27. Биология и возрождение психоанализа
Когда в первые десятилетия XX века в Вене возник психоанализ, он представлял собой революционный способ осмысления психики и ее расстройств. К середине века энтузиазм, вызванный теорией бессознательных психических процессов, достиг пика, и как раз тогда психоанализ пришел в Соединенные Штаты вместе с эмигрантами из Германии и Австрии.
Когда я учился в Гарвардском колледже, я разделял этот энтузиазм не только потому, что предлагаемое психоанализом представление о психике позволяло многое объяснить, но и потому, что психоанализ был неразрывно связан с интеллектуальной атмосферой Вены начала XX века, которую я ценил и в которую не успел попасть. Надо сказать, что в интеллектуальной среде, окружавшей Анну Крис и ее родителей, меня особенно привлекало то, что я узнавал там о жизни Вены в тридцатые годы.
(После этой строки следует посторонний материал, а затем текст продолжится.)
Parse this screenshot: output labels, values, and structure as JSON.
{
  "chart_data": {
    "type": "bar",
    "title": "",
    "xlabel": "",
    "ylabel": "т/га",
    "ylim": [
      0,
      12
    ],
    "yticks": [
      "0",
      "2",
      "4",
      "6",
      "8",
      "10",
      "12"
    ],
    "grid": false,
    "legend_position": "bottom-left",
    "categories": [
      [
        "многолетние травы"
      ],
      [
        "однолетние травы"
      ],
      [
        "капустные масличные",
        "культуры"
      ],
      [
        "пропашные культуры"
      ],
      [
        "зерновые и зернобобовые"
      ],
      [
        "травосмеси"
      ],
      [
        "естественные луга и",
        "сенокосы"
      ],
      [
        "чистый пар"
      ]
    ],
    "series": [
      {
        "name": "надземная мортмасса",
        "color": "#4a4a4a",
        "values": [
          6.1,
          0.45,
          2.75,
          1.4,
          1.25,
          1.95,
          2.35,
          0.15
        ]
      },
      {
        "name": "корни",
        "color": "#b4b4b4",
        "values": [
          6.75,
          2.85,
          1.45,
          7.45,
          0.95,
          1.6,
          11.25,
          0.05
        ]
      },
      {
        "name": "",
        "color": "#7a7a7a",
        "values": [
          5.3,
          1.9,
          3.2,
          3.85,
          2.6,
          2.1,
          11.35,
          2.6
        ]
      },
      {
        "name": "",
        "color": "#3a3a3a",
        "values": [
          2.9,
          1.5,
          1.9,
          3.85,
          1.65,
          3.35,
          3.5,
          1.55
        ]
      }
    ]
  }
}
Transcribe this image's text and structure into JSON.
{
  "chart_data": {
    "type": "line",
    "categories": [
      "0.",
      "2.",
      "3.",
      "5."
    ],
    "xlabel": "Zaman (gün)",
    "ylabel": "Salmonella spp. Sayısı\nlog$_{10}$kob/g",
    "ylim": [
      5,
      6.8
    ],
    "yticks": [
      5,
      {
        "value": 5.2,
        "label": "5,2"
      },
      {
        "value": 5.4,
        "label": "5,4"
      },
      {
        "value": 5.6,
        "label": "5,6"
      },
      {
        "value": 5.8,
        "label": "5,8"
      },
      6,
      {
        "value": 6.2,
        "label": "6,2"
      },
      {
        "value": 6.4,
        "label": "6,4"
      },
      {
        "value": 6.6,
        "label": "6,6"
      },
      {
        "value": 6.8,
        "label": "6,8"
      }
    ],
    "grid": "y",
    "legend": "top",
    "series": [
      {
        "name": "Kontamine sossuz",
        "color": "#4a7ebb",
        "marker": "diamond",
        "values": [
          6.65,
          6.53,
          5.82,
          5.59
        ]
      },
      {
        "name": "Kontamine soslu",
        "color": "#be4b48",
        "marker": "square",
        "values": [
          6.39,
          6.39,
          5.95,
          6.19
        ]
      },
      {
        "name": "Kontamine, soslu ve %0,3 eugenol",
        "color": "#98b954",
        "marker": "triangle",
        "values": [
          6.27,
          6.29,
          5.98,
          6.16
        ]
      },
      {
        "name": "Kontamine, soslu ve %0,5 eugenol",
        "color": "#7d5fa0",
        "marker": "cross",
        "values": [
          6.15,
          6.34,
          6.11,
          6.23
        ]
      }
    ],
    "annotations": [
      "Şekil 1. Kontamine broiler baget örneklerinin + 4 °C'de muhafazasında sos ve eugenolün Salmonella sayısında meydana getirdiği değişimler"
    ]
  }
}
Там говорили о важнейшей венской газете Neue Freie Presse («Новая свободная пресса»), которая, по словам родителей Анны, не была ни такой уж новой, ни такой уж свободной. Там вспоминали выдающиеся и даме исторические лекции Карла Крауса, исследователя языка и художественного критика, которым я восхищался. Краус резко критиковал венское лицемерие, а в его великой пьесе «Последние дни человечества» были предсказаны будущие события — Вторая мировая война и холокост.
Но к 1960 году, когда я начал учиться клинической психиатрии, энтузиазма у меня поубавилось. Это было связано с моей женитьбой на Дениз, которая занималась эмпирической социологией, и моими собственными исследованиями (вначале в лаборатории Гарри Грундфеста в Колумбийском университете, а затем у Уэйда Маршалла в Национальном институте психического здоровья). Хотя меня по-прежнему восхищала глубокая и тонкая концепция психики, внедренная психоанализом, в ходе клинической подготовки я был разочарован тем, как мало психоанализу удалось сделать в направлении становления его как эмпирической дисциплины и проверки его собственных идей. Меня также разочаровали многие из моих гарвардских преподавателей — врачей, которые, как и я, пришли в клинический психоанализ из интереса к гуманитарным дисциплинам, но которых, в отличие от меня, не особенно интересовали естественные науки. Я чувствовал, что психоанализ идет в обратном направлении, удаляясь от естественных наук, и уводит за собой психиатрию.